Okay, ouch. Good point on the map changing.
What I meant was storing it o hard drive, if thats possible, each path has a 4 number adress: Xa,Ya, Xb, Yb. When a creature needs to go from Xa Ya to Xb Yb it looks up the path.
BAD point. Never, ever store things to hard drive when you're trying to make them faster. Hard drive is around the order of, what, a thousand times slower than RAM access? Maybe slower than that? It can read at a good clip if it's reading a big consecutive chunk, but put "hard drive" out of your head. It won't fly.
Assuming 2 GHz with IPC of 1 (instruction executed per cycle). with typical hard-drive random access rate of 5.6 milliseconds
Typical Hard-drive access: 1,000,000+ cycles
Typical memory access: 10~20 cycles
Typical L2 cache access: 2~5 cycles (depend on architecture)

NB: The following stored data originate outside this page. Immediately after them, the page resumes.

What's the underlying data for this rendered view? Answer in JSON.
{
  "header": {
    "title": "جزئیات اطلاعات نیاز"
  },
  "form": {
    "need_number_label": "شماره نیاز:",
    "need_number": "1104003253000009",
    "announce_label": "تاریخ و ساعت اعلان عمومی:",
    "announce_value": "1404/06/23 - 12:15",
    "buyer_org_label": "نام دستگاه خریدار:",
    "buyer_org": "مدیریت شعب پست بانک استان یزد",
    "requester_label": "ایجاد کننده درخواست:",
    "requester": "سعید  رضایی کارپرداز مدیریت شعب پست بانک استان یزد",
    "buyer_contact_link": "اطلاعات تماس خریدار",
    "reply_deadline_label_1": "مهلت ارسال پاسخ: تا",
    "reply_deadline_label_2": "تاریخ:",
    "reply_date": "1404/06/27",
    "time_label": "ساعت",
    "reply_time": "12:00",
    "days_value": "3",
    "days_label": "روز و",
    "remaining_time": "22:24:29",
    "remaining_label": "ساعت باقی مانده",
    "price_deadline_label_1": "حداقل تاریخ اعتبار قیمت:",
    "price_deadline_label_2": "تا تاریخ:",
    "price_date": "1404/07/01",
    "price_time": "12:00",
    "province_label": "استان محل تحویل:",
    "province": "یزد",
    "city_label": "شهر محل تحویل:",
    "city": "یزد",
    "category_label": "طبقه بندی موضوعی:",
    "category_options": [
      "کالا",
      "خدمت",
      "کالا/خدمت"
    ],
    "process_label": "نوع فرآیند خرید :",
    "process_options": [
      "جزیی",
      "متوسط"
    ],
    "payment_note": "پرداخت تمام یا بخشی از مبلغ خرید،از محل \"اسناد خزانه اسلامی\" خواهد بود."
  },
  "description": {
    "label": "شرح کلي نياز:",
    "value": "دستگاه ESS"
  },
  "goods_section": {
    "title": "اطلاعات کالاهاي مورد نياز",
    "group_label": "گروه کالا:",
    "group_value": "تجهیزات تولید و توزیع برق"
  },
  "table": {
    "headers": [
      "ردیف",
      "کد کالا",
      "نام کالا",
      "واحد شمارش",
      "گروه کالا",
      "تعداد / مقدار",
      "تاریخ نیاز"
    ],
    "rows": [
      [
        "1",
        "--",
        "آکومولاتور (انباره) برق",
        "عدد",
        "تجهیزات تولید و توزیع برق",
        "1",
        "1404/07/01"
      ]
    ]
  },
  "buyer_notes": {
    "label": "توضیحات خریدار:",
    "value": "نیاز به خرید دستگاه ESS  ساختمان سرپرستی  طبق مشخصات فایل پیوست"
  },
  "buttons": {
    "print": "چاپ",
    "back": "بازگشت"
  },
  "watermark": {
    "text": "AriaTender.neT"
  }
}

Typical L1 cache access: 1~2 cycles (depend on architecture)
In short, you want all cached path to reside in L1 cache (typically 64 kB) and L2 cache (typically 1 MB).
Interesting thing of note. Memory access tend to be very fast if you access consecutive memory in a certain chunks (I think it's 64 bytes with starting addresses with lower 6 bits of zeros). However, since optimal memory read length is variable, the best bet is to keep data structures that need to be read frequently in powers of 2 blocks (16, 32, 64, 128, etc).
Of course, there's a condition called cache thrashing, which occurs when you access the memory in an interesting interval (every 64 bytes for example). So the best bet is try to avoid memory access (in short, when you starting working in a block of data, try to avoid touching another large block of data until your're done).
EDIT:
Of course, since the computer we use to run Dwarf Fortress is varied, Toady probably should not worry much about this. Beside, cache manager in modern processor is much more advanced and can now handle a lot of complicated memory access efficiently (even pre-caching).